Just curious. I know there was a time when divorce was scandal-scandal-scandal.
I’m sure I should go out and double check this, but my memory tells me that, as you say, there used to be a huge black mark against you if you were divorced and some thought this would also be true for Reagan.
Not so, of course. He became our first divorced president.
But I also certainly remember that Nelson Rockefeller was said to have lost all chance of becoming president when he divorced Happy, and that was less than two decades before Reagan.
One difference being Ron’s divorce happened quite far back, so that his entire political career happened after marrying Nancy. And the marriage to Jane was not that long (by the general standards of the time). It’s almost as if Middle America has this subconscious thing along the lines of that a showbiz marriage is not quite as real.
Maybe Democrats really are more open-minded; they nominated divorcee Adlai Stevenson in 1952 and again in 1956.
To answer the OP, yes.
Nelson Rockefeller didn’t divorce Happy; he divorced his first wife so that he could marry Happy.
Of course, had he lived much longer, that marriage might have ended in divorce also. Nelson died during a late-night “business meeting” with a comely 25-year-old assistant whom he had hired to “help him write a book on his art holdings”.
The old rascal.
Right. Told you I should have looked it up first.
If I recall correctly, the furor over Rockefeller’s divorce and remarriage had pretty much died down by the '64 (?) presidential campaign. Then Happy (his second wife) gave birth just before a significant primary, and the whole thing all boiled up again. Rockefeller lost the primary, and with it pretty much any chance of gaining the nomination.

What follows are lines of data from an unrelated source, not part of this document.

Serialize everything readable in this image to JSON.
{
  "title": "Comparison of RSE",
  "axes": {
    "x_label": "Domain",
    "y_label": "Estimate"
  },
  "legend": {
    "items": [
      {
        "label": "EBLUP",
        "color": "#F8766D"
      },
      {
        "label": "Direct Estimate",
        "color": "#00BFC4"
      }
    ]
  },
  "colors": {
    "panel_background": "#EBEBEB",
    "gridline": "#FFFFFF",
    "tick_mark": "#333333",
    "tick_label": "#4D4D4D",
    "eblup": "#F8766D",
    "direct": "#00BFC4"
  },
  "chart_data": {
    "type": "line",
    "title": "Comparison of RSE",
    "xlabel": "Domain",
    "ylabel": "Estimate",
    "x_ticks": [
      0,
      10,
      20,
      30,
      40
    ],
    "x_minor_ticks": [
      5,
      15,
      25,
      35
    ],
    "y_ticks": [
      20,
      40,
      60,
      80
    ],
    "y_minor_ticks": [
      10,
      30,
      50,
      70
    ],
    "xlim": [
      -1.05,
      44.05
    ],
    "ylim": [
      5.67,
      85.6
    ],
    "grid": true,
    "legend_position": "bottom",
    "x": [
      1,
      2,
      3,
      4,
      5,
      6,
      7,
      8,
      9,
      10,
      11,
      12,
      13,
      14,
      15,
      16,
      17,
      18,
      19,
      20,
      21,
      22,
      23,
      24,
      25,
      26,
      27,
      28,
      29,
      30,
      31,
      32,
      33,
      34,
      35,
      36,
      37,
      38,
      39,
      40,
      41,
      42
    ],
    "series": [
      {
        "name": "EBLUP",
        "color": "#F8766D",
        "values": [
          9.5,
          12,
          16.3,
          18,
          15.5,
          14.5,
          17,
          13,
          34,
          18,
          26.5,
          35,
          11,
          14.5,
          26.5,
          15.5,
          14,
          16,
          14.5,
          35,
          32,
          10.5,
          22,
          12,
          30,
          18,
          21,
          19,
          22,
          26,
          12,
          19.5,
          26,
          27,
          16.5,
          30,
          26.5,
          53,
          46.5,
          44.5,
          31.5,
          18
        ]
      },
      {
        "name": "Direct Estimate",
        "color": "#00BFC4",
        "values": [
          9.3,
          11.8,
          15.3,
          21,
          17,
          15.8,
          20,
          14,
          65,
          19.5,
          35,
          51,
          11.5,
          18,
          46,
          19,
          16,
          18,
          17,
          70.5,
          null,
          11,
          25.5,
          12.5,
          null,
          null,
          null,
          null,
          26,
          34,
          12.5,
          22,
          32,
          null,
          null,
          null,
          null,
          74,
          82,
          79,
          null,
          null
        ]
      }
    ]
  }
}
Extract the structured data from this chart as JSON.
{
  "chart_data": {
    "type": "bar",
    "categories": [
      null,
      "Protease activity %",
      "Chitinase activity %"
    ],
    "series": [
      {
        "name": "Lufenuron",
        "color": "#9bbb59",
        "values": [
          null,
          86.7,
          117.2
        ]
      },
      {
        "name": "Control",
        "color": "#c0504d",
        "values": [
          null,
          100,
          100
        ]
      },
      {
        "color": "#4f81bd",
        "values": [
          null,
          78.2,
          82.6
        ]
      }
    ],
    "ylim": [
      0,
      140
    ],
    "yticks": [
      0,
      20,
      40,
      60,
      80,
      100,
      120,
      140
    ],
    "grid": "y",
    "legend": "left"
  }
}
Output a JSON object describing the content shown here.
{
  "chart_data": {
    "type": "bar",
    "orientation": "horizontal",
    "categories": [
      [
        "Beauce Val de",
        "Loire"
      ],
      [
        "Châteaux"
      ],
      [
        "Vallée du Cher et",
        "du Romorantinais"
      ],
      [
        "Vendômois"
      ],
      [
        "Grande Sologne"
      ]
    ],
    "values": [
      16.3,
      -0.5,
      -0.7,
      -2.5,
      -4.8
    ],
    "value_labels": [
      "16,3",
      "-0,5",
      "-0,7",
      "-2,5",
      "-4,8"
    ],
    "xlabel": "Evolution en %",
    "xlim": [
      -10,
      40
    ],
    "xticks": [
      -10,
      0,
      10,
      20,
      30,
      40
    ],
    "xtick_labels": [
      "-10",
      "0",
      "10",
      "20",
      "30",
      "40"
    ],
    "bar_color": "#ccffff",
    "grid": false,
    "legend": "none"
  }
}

A couple of weeks later he was introducing some friends to his new son, and told them that “if he’d been born two days later, he’d be the son of the President of the United States.”
I see. Thank you!
Warren Harding was elected president in 1920 having fathered an illegitimate child born in 1919. He was married at the time of the child’s birth. Not sure if the 1920 electorate knew of the little bastard.
Florence Kling Harding eloped with a neighbor at age 19, and then divorced him two years later, before marrying Warren Harding in 1891. Her ex-husband was long dead by the time Warren Harding was elected U.S. president in 1920.
I should add that Betty Ford had been married and divorced before she met Gerald Ford.
Heh. As near as I can tell they ain’t.
Going back a bit further on First Ladies – Rachel Jackson was also divorced before marrying Andrew Jackson. She thought. Turns out the divorce didn’t go through and she and Andrew weren’t legally married. After a couple of years, the first husband popped up again and sued for divorce on the grounds that Rachel was living with another man. Andrew and Rachel were legally remarried as soon as possible. Still, this was pretty scandelous and came back to haunt them years later when Jackson entered politics.
The fact is, too, that Jane Wyman left Ronald Reagan, and not the other way around.
Such things do make a difference, especially for the time period we’re talking about.
Grover Cleveland (I think) fathered a child out of wedlock, causing the other party to exclaim "Ma! Ma! Where’s my Pa?"
After the election, Cleveland supporters responded "Gone to the White House, ha, ha, ha!"